Autonomous computational catalysis through an agentic research system

arXiv:2601.13508v4 Announce Type: replace-cross Abstract: Autonomous agents are beginning to transform scientific research from tool-assisted workflows toward self-sustaining discovery processes. Computational catalysis provides a representative challenge, as catalyst discovery requires high-level questions to be translated into coordinated model construction, atomistic simulation, mechanistic analysis, and iterative design across multiple scales. Here we introduce CatMaster, a catalysis-native agentic research system that recasts computational catalysis as a low-barrier virtual ecosystem for autonomous research.

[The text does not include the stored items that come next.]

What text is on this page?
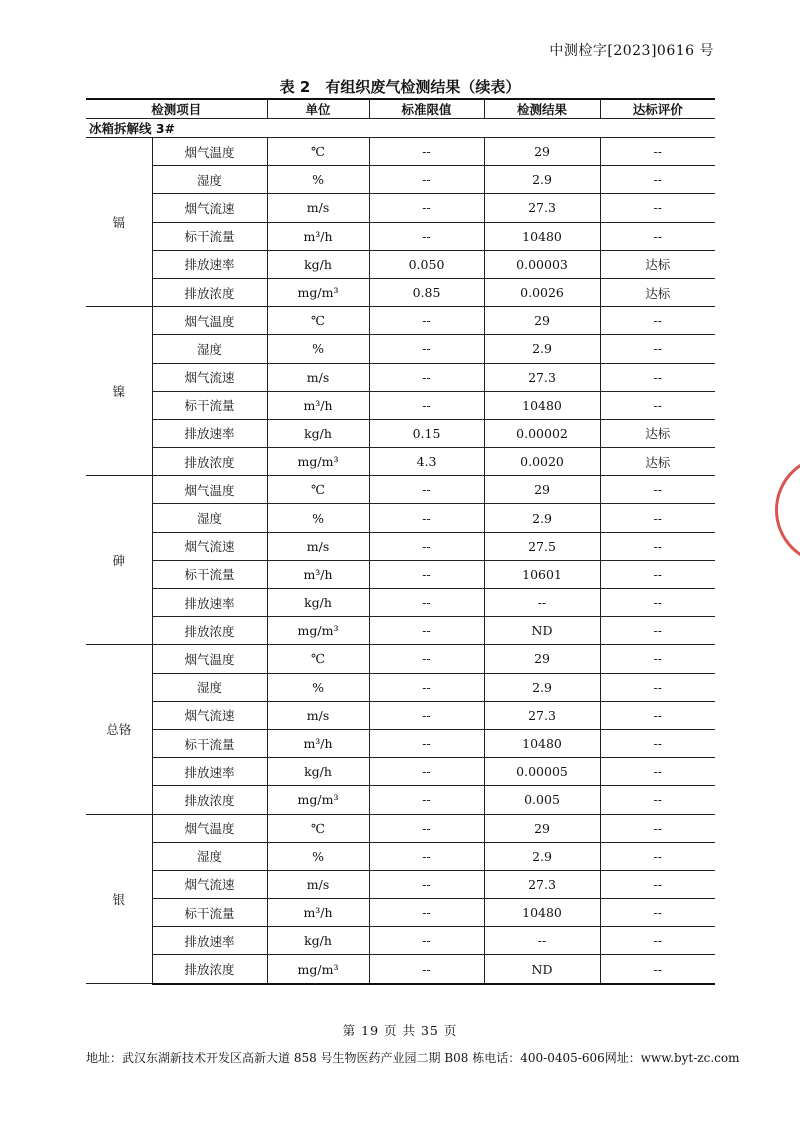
中测检字[2023]0616 号
表 2　有组织废气检测结果（续表）
检测项目		单位	标准限值	检测结果	达标评价
冰箱拆解线 3#					
镉	烟气温度	℃	--	29	--
	湿度	%	--	2.9	--
	烟气流速	m/s	--	27.3	--
	标干流量	m³/h	--	10480	--
	排放速率	kg/h	0.050	0.00003	达标
	排放浓度	mg/m³	0.85	0.0026	达标
镍	烟气温度	℃	--	29	--
	湿度	%	--	2.9	--
	烟气流速	m/s	--	27.3	--
	标干流量	m³/h	--	10480	--
	排放速率	kg/h	0.15	0.00002	达标
	排放浓度	mg/m³	4.3	0.0020	达标
砷	烟气温度	℃	--	29	--
	湿度	%	--	2.9	--
	烟气流速	m/s	--	27.5	--
	标干流量	m³/h	--	10601	--
	排放速率	kg/h	--	--	--
	排放浓度	mg/m³	--	ND	--
总铬	烟气温度	℃	--	29	--
	湿度	%	--	2.9	--
	烟气流速	m/s	--	27.3	--
	标干流量	m³/h	--	10480	--
	排放速率	kg/h	--	0.00005	--
	排放浓度	mg/m³	--	0.005	--
银	烟气温度	℃	--	29	--
	湿度	%	--	2.9	--
	烟气流速	m/s	--	27.3	--
	标干流量	m³/h	--	10480	--
	排放速率	kg/h	--	--	--
	排放浓度	mg/m³	--	ND	--
第 19 页 共 35 页
地址：武汉东湖新技术开发区高新大道 858 号生物医药产业园二期 B08 栋 电话：400-0405-606 网址：www.byt-zc.com
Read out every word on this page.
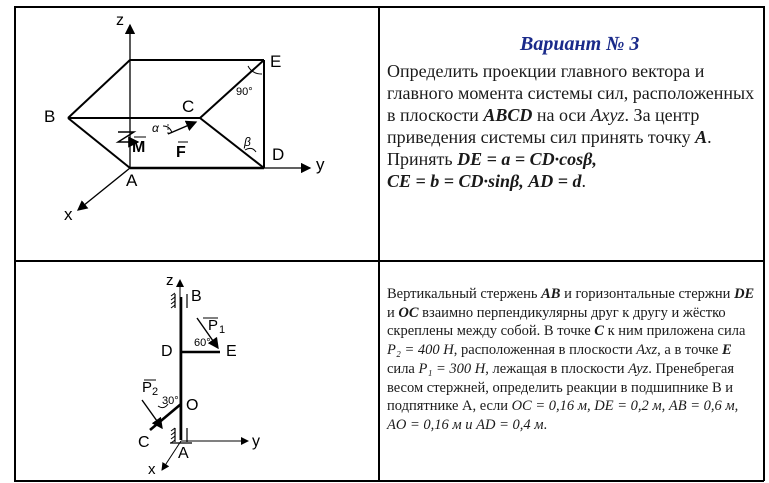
z
E
B
C
M F	D
y
A
x
90°
α
β
Вариант № 3
Определить проекции главного вектора и главного момента системы сил, расположенных в плоскости ABCD на оси Axyz. За центр приведения системы сил принять точку A.
Принять DE = a = CD·cosβ,
CE = b = CD·sinβ, AD = d.
z
B
P 1
D	E
60°
P 2
30° O
C
A
y
x
Вертикальный стержень AB и горизонтальные стержни DE и OC взаимно перпендикулярны друг к другу и жёстко скреплены между собой. В точке C к ним приложена сила P₂ = 400 Н, расположенная в плоскости Axz, а в точке E сила P₁ = 300 Н, лежащая в плоскости Ayz. Пренебрегая весом стержней, определить реакции в подшипнике B и подпятнике A, если OC = 0,16 м, DE = 0,2 м, AB = 0,6 м, AO = 0,16 м и AD = 0,4 м.
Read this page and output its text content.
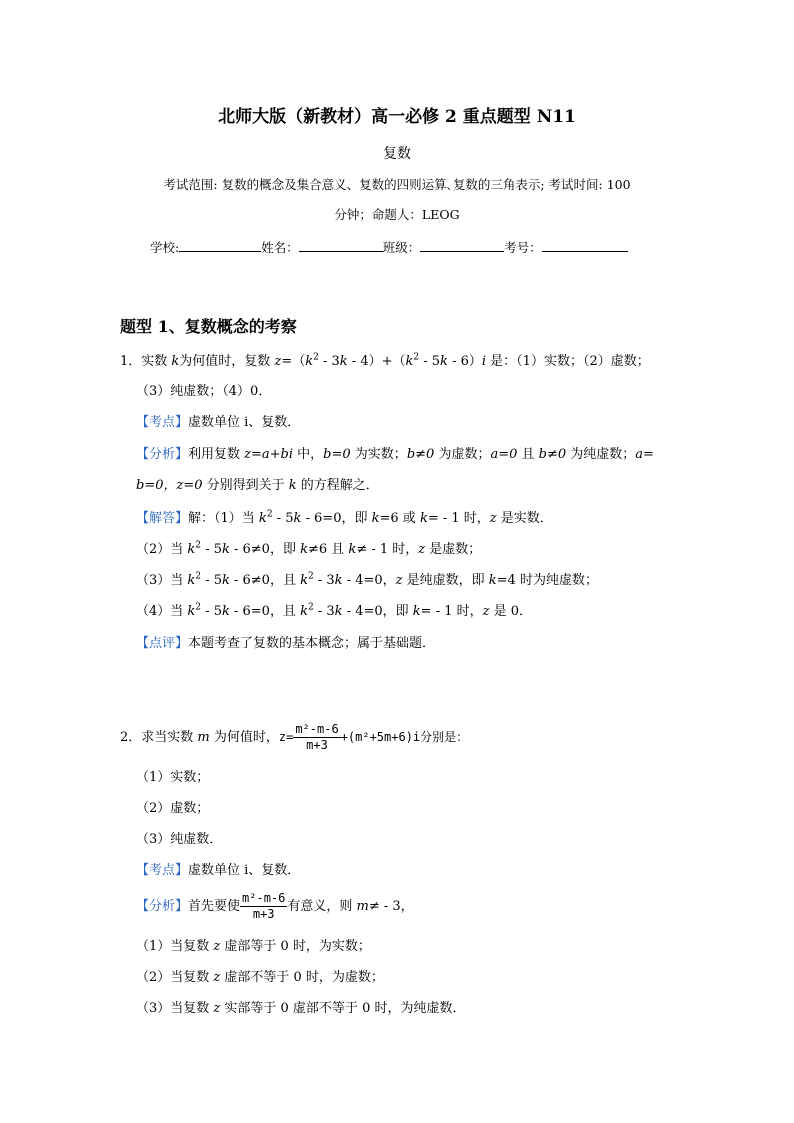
北师大版（新教材）高一必修 2 重点题型 N11
复数
考试范围: 复数的概念及集合意义、复数的四则运算､复数的三角表示; 考试时间: 100
分钟；命题人：LEOG
学校:	姓名：	班级：	考号：
题型 1、复数概念的考察
1．实数 k为何值时，复数 $z=(k^2 - 3k - 4)+(k^2 - 5k - 6)i$ 是：（1）实数；（2）虚数；
（3）纯虚数；（4）0．
【考点】虚数单位 i、复数．
【分析】利用复数 z=a+bi 中，b=0 为实数；b≠0 为虚数；a=0 且 b≠0 为纯虚数；a=
b=0，z=0 分别得到关于 k 的方程解之．
【解答】解：（1）当 $k^2 - 5k - 6=0$，即 k=6 或 k= - 1 时，z 是实数．
（2）当 $k^2 - 5k - 6\ne 0$，即 k≠6 且 k≠ - 1 时，z 是虚数；
（3）当 $k^2 - 5k - 6\ne 0$，且 $k^2 - 3k - 4=0$，z 是纯虚数，即 k=4 时为纯虚数；
（4）当 $k^2 - 5k - 6=0$，且 $k^2 - 3k - 4=0$，即 k= - 1 时，z 是 0．
【点评】本题考查了复数的基本概念；属于基础题．
2．求当实数 m 为何值时，$z= \frac{\text{m²-m-6}}{m+3} +(m^2+5m+6)i$分别是：
（1）实数；
（2）虚数；
（3）纯虚数．
【考点】虚数单位 i、复数．
【分析】首先要使 $\frac{\text{m²-m-6}}{m+3}$ 有意义，则 m≠ - 3，
（1）当复数 z 虚部等于 0 时，为实数；
（2）当复数 z 虚部不等于 0 时，为虚数；
（3）当复数 z 实部等于 0 虚部不等于 0 时，为纯虚数．
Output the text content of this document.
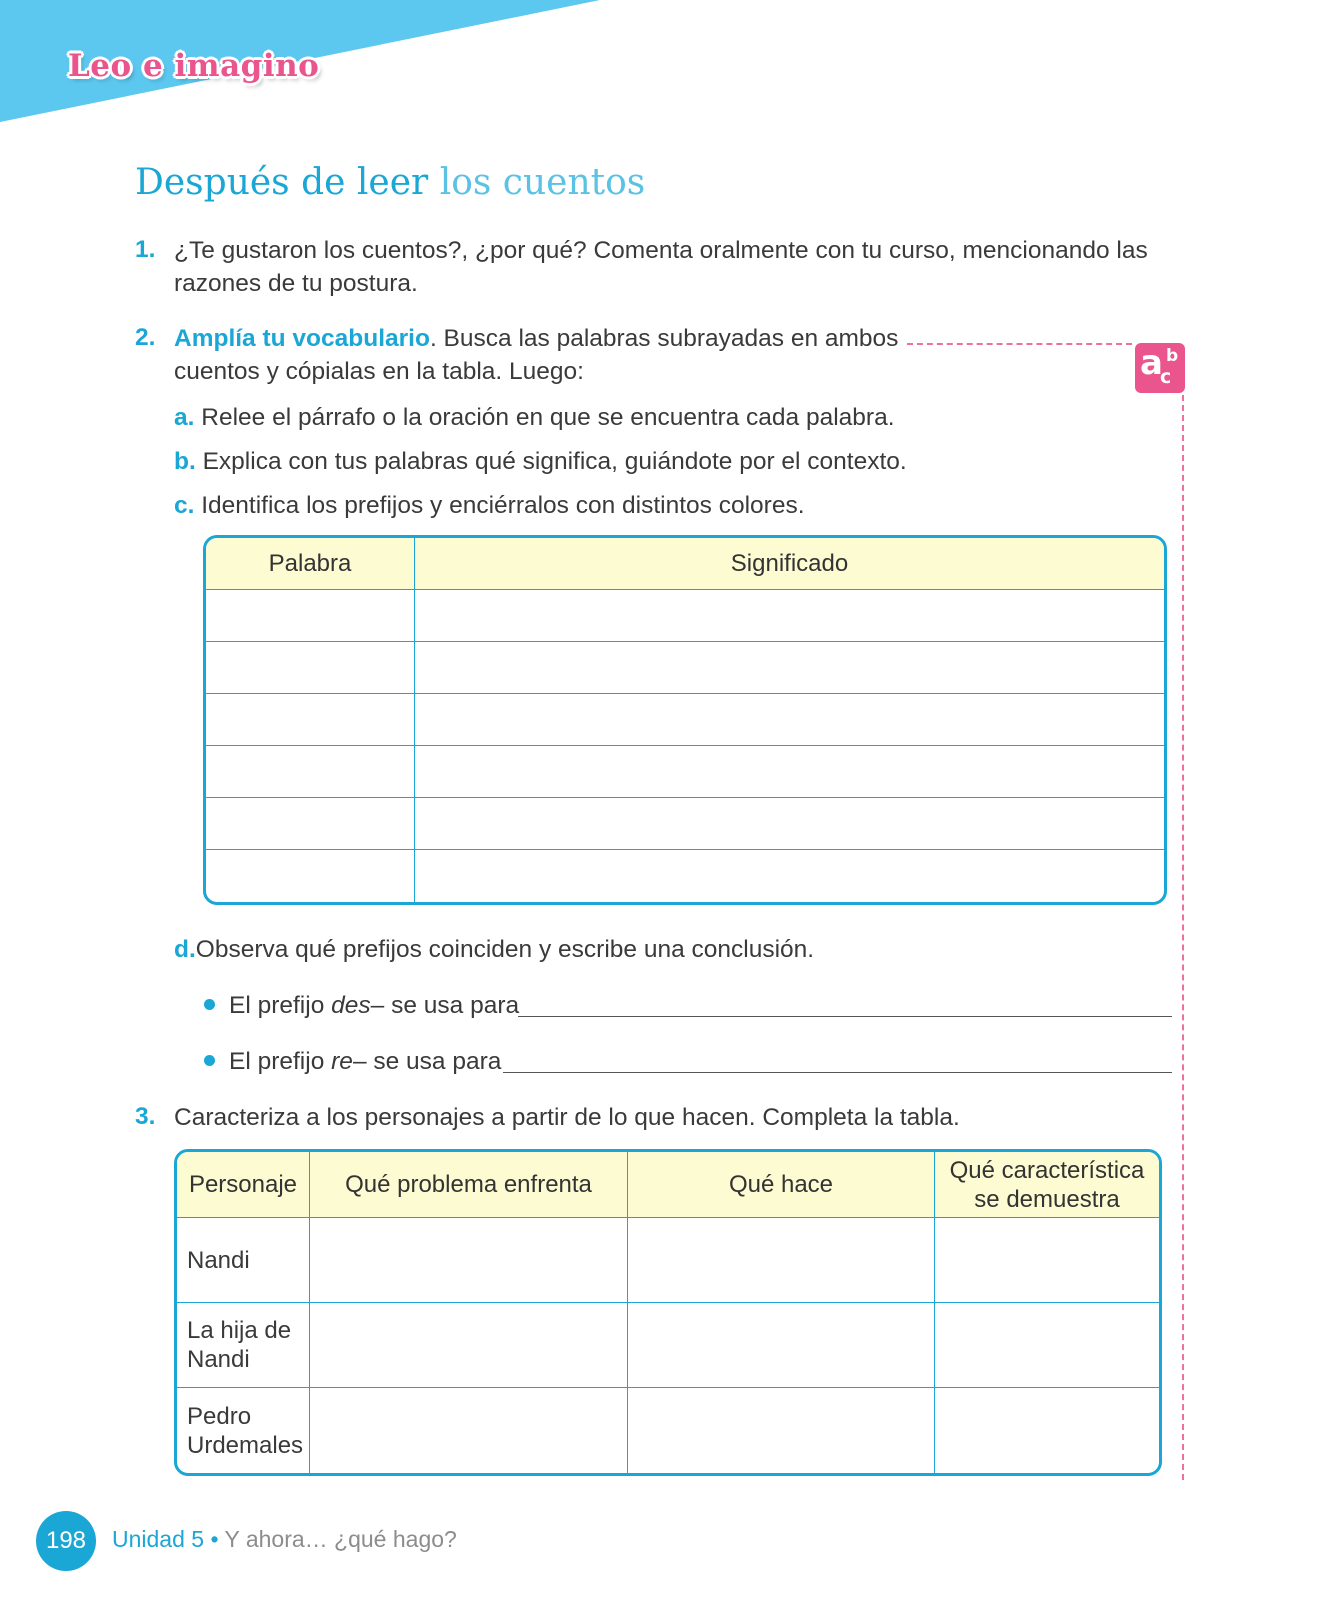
Leo e imagino
Después de leer los cuentos
1. ¿Te gustaron los cuentos?, ¿por qué? Comenta oralmente con tu curso, mencionando las razones de tu postura.
2. Amplía tu vocabulario. Busca las palabras subrayadas en ambos
cuentos y cópialas en la tabla. Luego:	a b
c
a. Relee el párrafo o la oración en que se encuentra cada palabra.
b. Explica con tus palabras qué significa, guiándote por el contexto.
c. Identifica los prefijos y enciérralos con distintos colores.
Palabra	Significado

d.Observa qué prefijos coinciden y escribe una conclusión.
El prefijo des– se usa para
El prefijo re– se usa para
3. Caracteriza a los personajes a partir de lo que hacen. Completa la tabla.
Personaje	Qué problema enfrenta	Qué hace	Qué característica se demuestra
Nandi			
La hija de Nandi			
Pedro Urdemales			
198	Unidad 5 • Y ahora… ¿qué hago?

CatMaster maintains an evolving research state and extends capabilities through self-feedback across model construction, calculation, critique and catalyst-design decisions within one extensible environment. Across progressively challenging tasks, CatMaster converts natural-language requests into concrete computational studies, from essential atomistic modelling and standard calculations to mechanism exploration and closed-loop catalyst design. It showed robust execution in representative computational-catalysis scenarios and near-leading performance across selected MatBench tasks, with phonons scenario demonstrating its modelling self-evolution capability. In the independent CO2-to-CO catalyst design case, CatMaster used iterative self-critique and evidence refinement to identify competitive B-CoN4 and NiN3B/N-NiN3B motifs. These results establish a virtual-ecosystem paradigm in which AI agents move beyond simulation execution toward end-to-end computational research, providing a foundation for autonomous discovery in catalysis and materials science.